Mon objectif, c’est de réussir tout ce que j’entreprends. Donner aussi du plaisir aux supporters en fait partie. Aujourd’hui que je possède le diplôme UEFA Pro, si je peux entrer et m’imposer dans le gotha européen, ce sera en accord avec ce que je me suis fixé.
L’Europe et le football pro français en font-ils partie ?
Exactement. Mes futures recherches seront dans le football français, francophone et européen. J’espère avoir cette chance-là d’entrer dans ce football. Ma formation s’est faite en France pour les premiers diplômes. Il n’y aura pas de problèmes d’adaptation !`
Vous avez récemment décroché l’UEFA Pro en Belgique. Pourquoi là-bas ?
En 2017, j’ai demandé à la fédération de solliciter des fédérations européennes afin de passer l’UEFA pro. La Belgique a répondu favorablement. J’ai donc préparé ce diplôme en Belgique. J’en profite pour remercier chaleureusement mes encadreurs, dont Chris Vanderhagen et Adel Amrouche qui m’ont vraiment aidé à valider cette formation.
Un dernier mot sur l’Algérie et son sélectionneur, Belmadi, que vous avez déjà évoqué. Peut-elle être la belle et grande surprise de la prochaine Coupe du monde ?

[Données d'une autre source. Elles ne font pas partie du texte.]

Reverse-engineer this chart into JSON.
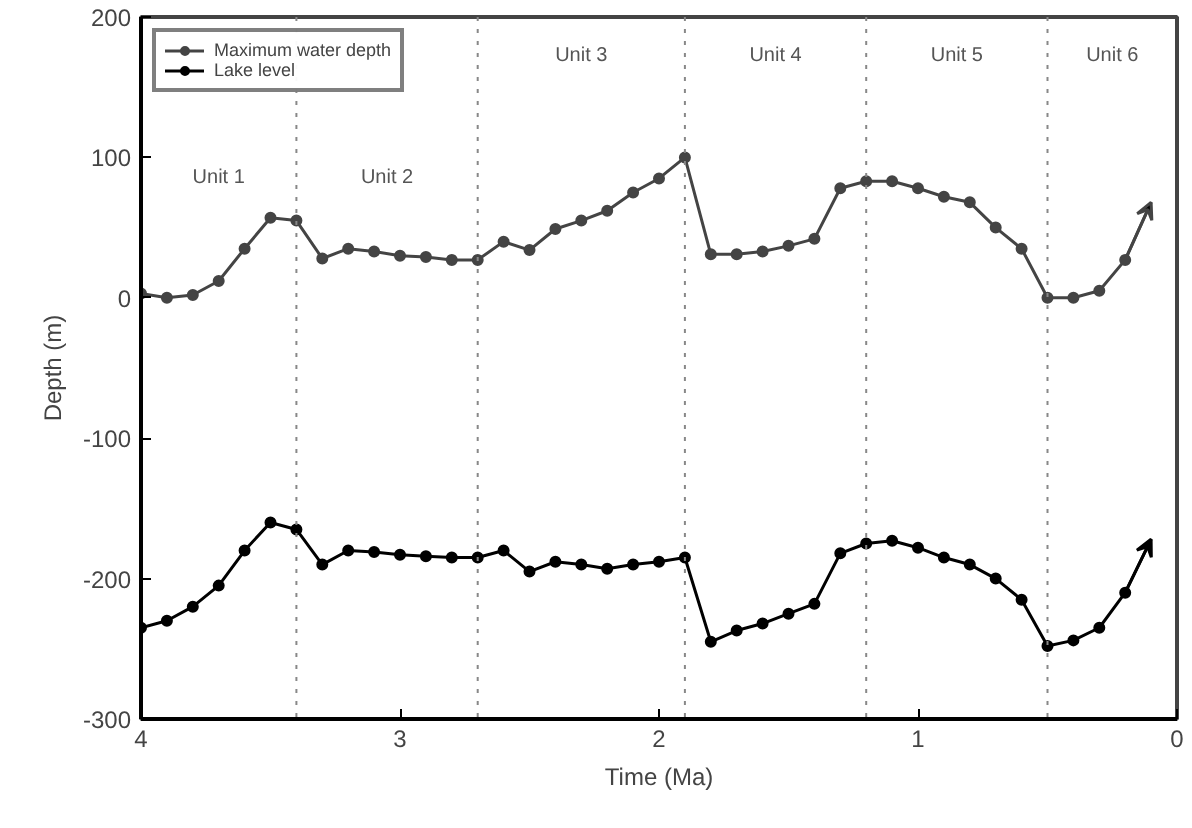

Il faut effacer ces barrières mentales qu’on a, nous, les Maghrébins. Les joueurs ont les qualités, ils évoluent dans de grands championnats. Belmadi, c’est quelqu’un qui a fait une grande recherche, il a beaucoup travaillé sur l’historique de la fédération. On s’est croisés quand il a pris en charge la sélection. Il a réussi à créer un équilibre technique. Cette réussite s’est faite grâce à une grande discipline, tactique notamment. La façon de défendre, d’attaquer. Il a redoré le blason du football algérien. On a trouvé notre propre football, plus dans la réaction ».